In Figure 7 we can observe the trends of the total monitored traffic and total power consumed by the network over time. For clarity we limit the timescale to the first 290 s. We can clearly see the direct impact of the total monitored traffic on the total power. In particular, the power tends to increase when the traffic increases, meaning that the algorithms are able to correctly react to the traffic variation. We can observe again that with DUFL the power varies more frequently, suggesting that the number of interfaces that are switched on/off frequently varies.

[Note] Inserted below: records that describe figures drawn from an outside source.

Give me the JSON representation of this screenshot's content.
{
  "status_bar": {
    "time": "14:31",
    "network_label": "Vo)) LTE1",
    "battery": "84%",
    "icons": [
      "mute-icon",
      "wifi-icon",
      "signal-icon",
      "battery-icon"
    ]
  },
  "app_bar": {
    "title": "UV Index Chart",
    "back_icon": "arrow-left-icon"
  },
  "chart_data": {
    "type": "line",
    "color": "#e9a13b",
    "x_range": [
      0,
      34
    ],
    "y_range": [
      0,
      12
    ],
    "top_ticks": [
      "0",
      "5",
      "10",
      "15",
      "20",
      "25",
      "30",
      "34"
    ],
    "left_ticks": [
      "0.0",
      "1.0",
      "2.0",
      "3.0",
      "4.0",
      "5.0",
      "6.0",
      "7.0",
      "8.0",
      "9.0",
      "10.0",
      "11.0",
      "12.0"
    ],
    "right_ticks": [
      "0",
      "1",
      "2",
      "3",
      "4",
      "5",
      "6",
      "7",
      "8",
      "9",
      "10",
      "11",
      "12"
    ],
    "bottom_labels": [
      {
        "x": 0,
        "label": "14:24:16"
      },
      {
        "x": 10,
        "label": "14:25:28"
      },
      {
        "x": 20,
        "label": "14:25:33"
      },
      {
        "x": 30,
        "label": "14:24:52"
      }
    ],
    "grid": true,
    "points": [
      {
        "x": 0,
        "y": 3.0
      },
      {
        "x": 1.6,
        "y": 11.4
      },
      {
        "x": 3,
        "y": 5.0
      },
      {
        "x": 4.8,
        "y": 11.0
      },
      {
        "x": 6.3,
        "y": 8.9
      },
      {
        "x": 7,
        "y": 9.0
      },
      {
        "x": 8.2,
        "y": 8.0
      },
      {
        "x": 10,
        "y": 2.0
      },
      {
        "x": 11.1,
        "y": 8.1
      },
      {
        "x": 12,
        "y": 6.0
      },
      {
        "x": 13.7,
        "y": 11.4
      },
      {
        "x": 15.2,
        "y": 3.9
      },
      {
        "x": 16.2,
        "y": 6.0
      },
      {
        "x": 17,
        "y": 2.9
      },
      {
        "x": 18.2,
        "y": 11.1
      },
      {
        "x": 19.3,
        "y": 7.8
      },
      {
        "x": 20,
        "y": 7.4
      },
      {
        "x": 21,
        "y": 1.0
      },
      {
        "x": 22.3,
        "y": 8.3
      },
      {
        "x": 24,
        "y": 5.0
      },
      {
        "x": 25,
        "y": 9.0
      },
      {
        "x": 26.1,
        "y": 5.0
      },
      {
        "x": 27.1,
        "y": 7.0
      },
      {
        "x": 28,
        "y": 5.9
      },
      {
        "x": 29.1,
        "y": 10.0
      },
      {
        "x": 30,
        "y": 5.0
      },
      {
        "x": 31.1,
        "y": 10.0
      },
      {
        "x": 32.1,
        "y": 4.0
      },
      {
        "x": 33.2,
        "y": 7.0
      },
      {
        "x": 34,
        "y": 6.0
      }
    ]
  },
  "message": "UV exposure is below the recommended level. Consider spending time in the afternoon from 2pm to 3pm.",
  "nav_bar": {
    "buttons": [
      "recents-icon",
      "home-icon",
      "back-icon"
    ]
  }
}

To give more insight, we have collected the events that occur in the network. In particular, every time that one of the thresholds is violated (Step 2 in Figure 1), one of the actions is taken according to the calculated (with FUFL or DUFL) network configuration (Step 3 in Figure 1). The occurrence of such events is reported in Figure 8. We show the first 290 s on the time axis in correspondence with Figure 7. Interestingly, we can observe that with FUFL (Figure 8(a)) most of the events do not require a change in the current network configuration, while with DUFL (Figure 8(b)) the configuration frequently varies over time. Additionally, the number of switched off interfaces is higher with DUFL than with FUFL (as expected).

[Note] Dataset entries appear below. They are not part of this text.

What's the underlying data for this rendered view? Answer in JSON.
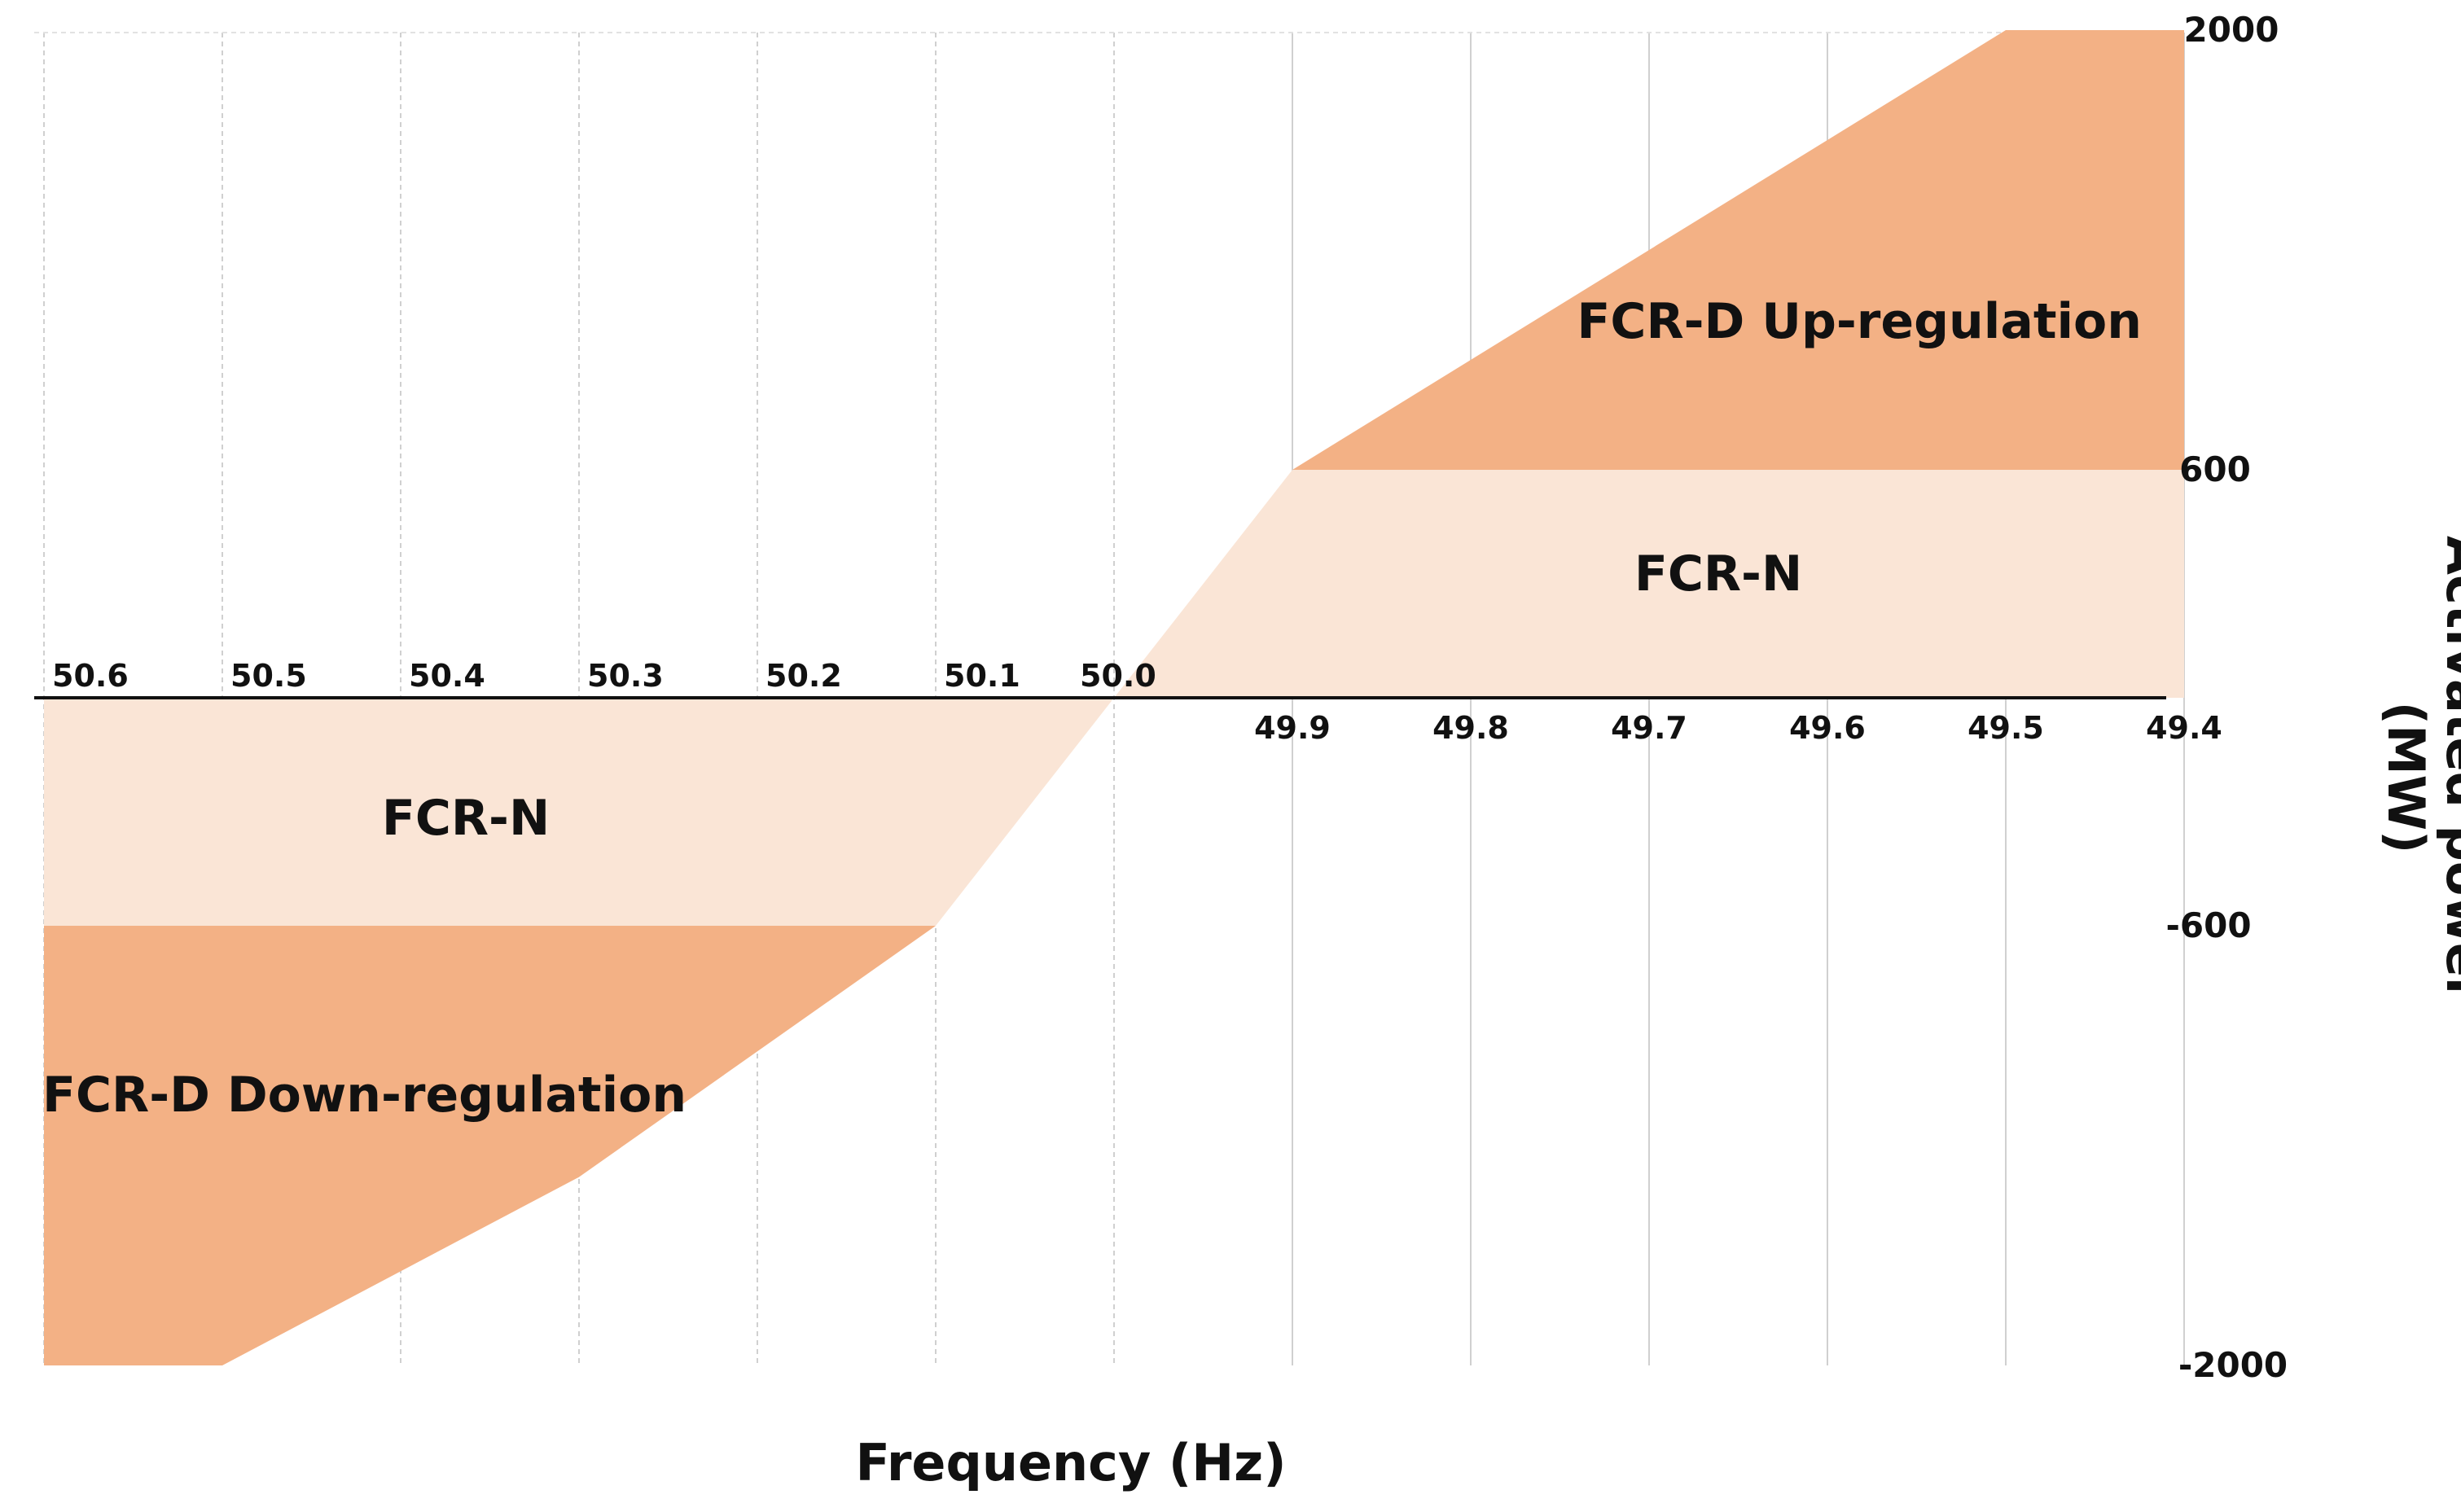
{
  "chart_data": {
    "type": "area",
    "title": "",
    "xlabel": "Frequency (Hz)",
    "ylabel": "Activated power (MW)",
    "x_ticks_left": [
      "50.6",
      "50.5",
      "50.4",
      "50.3",
      "50.2",
      "50.1",
      "50.0"
    ],
    "x_ticks_right": [
      "49.9",
      "49.8",
      "49.7",
      "49.6",
      "49.5",
      "49.4"
    ],
    "y_ticks": [
      "2000",
      "600",
      "-600",
      "-2000"
    ],
    "grid": true,
    "regions": [
      {
        "name": "FCR-N",
        "label": "FCR-N",
        "color": "#fae5d6",
        "points": [
          [
            50.6,
            0
          ],
          [
            50.1,
            0
          ],
          [
            50.0,
            0
          ],
          [
            50.1,
            -600
          ],
          [
            50.6,
            -600
          ]
        ]
      },
      {
        "name": "FCR-N",
        "label": "FCR-N",
        "color": "#fae5d6",
        "points": [
          [
            50.0,
            0
          ],
          [
            49.4,
            0
          ],
          [
            49.4,
            600
          ],
          [
            49.9,
            600
          ]
        ]
      },
      {
        "name": "FCR-D Up-regulation",
        "label": "FCR-D Up-regulation",
        "color": "#f3b185",
        "points": [
          [
            49.9,
            600
          ],
          [
            49.4,
            600
          ],
          [
            49.4,
            2000
          ],
          [
            49.5,
            2000
          ]
        ]
      },
      {
        "name": "FCR-D Down-regulation",
        "label": "FCR-D Down-regulation",
        "color": "#f3b185",
        "points": [
          [
            50.6,
            -600
          ],
          [
            50.1,
            -600
          ],
          [
            50.3,
            -1400
          ],
          [
            50.5,
            -2000
          ],
          [
            50.6,
            -2000
          ]
        ]
      }
    ]
  }
}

Finally, we observed minor increase of end-to-end packet delay (up to 30 ms during reconfiguration) and no packet loss based on the monitored traffic. Thus, we can conclude that our solutions are able to save energy while not deteriorating the quality of service for users in this simple scenario.

6. Conclusion

We demonstrated the operation of energy saving approaches FUFL and DUFL on a testbed with optical GbE interfaces. We showed that it was possible to dynamically adapt the network configuration to the changing load without losing traffic and with a minor increase in the packet delay. Moreover, we demonstrated that it was feasible to automatically and remotely activate and deactivate interfaces of commercial devices available today. We experienced relatively long time to reconfigure the network, which depends on how routers are accessed. We believe that this issue can be easily overcome in the operational networks using future devices designed for green networking. Furthermore, FUFL results can be directly translated to bigger networks, because this mechanism is local. Experimental validation of DUFL approaches is more challenging, since no testbed of a large size is available to us. Results of simulative studies on larger networks than our scenario can be found in [1, 4, 26, 28].

In general, the mesh degree of the network influences power savings more than the network size [29, 30]. This is due to the fact that the mesh degree determines the number of possibilities to reroute traffic. Regarding the different methods for calculation of network configuration (Step 3 in Figure 1), our big picture study [1] showed that there is a noticeable difference between the simple local method FUFL and the more complex methods. However, power saving should be evaluated together with other evaluation criteria such as impact on QoS, network knowledge, or protection consideration (see Table 2 in [1]).

Conflict of Interests

The authors declare that there is no conflict of interests regarding the publication of this paper.

Acknowledgment

The research leading to these results has received funding from the European Union Seventh Framework Programme (FP7/2007–2013) under Grant agreement no. 257740 (Network of Excellence “TREND”).